Researchers from China's Shanghai Jiao Tong University applied a variety of machine-vision algorithms to study faces of criminals and noncriminals. They took still photos of 1,856 Chinese men aged 18 to 55 with no facial hair, half of whom were criminals. Investigators then used 90 percent of these images to train a convolutional neural network to recognize the difference and tested the neural network on the remaining 10 percent of the images. The neural network was able to correctly identify criminals and non criminals with an accuracy of nearly 90 percent.

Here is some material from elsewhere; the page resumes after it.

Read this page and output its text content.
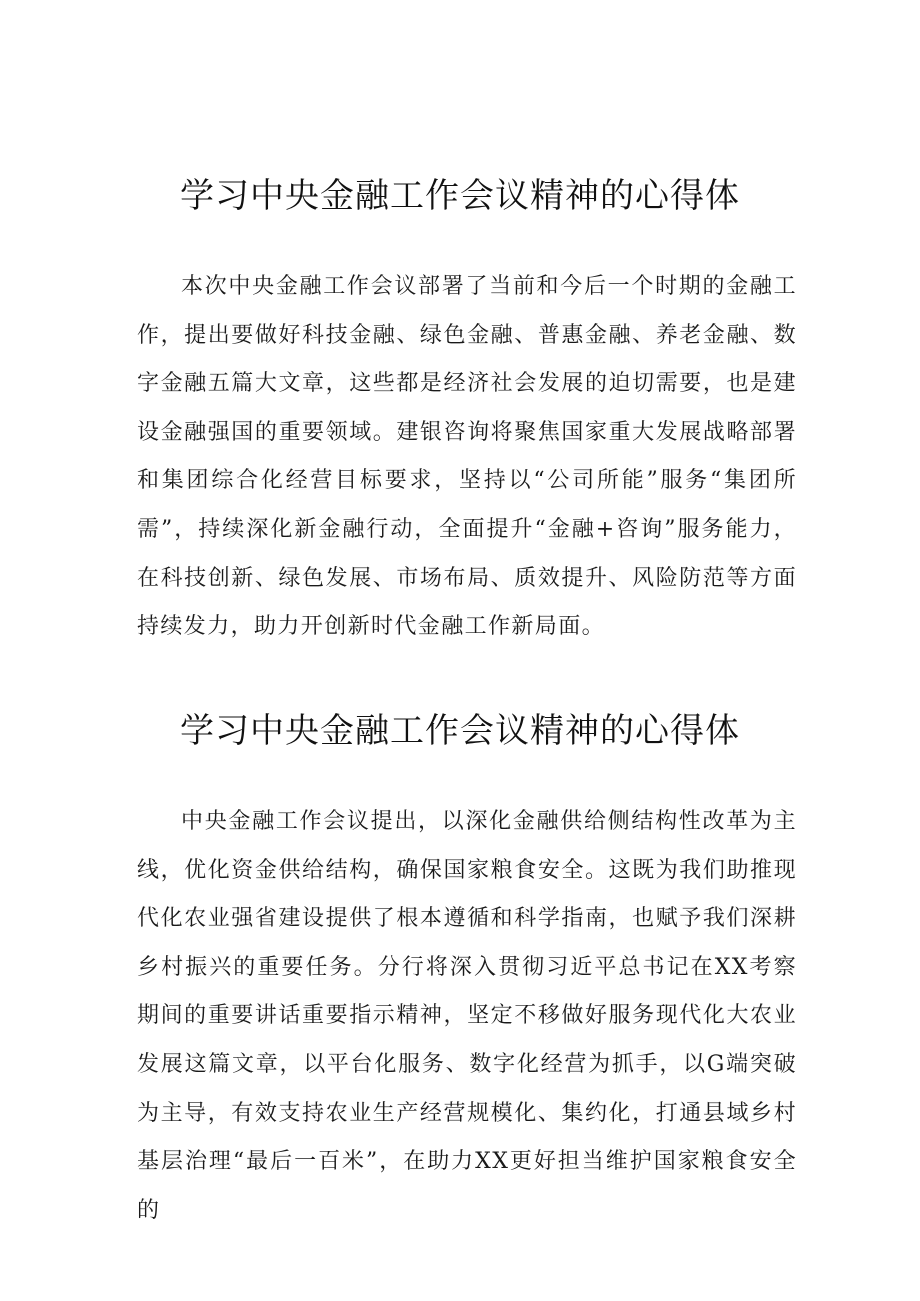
学习中央金融工作会议精神的心得体

本次中央金融工作会议部署了当前和今后一个时期的金融工作，提出要做好科技金融、绿色金融、普惠金融、养老金融、数字金融五篇大文章，这些都是经济社会发展的迫切需要，也是建设金融强国的重要领域。建银咨询将聚焦国家重大发展战略部署和集团综合化经营目标要求，坚持以“公司所能”服务“集团所需”，持续深化新金融行动，全面提升“金融+咨询”服务能力，在科技创新、绿色发展、市场布局、质效提升、风险防范等方面持续发力，助力开创新时代金融工作新局面。

学习中央金融工作会议精神的心得体

中央金融工作会议提出，以深化金融供给侧结构性改革为主线，优化资金供给结构，确保国家粮食安全。这既为我们助推现代化农业强省建设提供了根本遵循和科学指南，也赋予我们深耕乡村振兴的重要任务。分行将深入贯彻习近平总书记在XX考察期间的重要讲话重要指示精神，坚定不移做好服务现代化大农业发展这篇文章，以平台化服务、数字化经营为抓手，以G端突破为主导，有效支持农业生产经营规模化、集约化，打通县域乡村基层治理“最后一百米”，在助力XX更好担当维护国家粮食安全的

"These highly consistent results are evidences for the validity of automated face-induced inference on criminality, despite the historical controversy surrounding the topic," according to the researchers. The neural network uses three distinct facial features to make its classification: the curvature of the upper lip, which is on average 23 percent larger for criminals than for noncriminals; the distance between the inner corners of the eyes, which is 6 percent shorter in criminals; and the angle between two lines drawn from the tip of the nose to the corners of the mouth, which is 20 percent smaller in criminals.
The researchers also found that the data for criminal faces has much greater variance than the data for noncriminals. "In other words, the faces of general law-biding public have a greater degree of resemblance compared with the faces of criminals, or criminals have a higher degree of dissimilarity in facial appearance than normal people," the researchers conclude.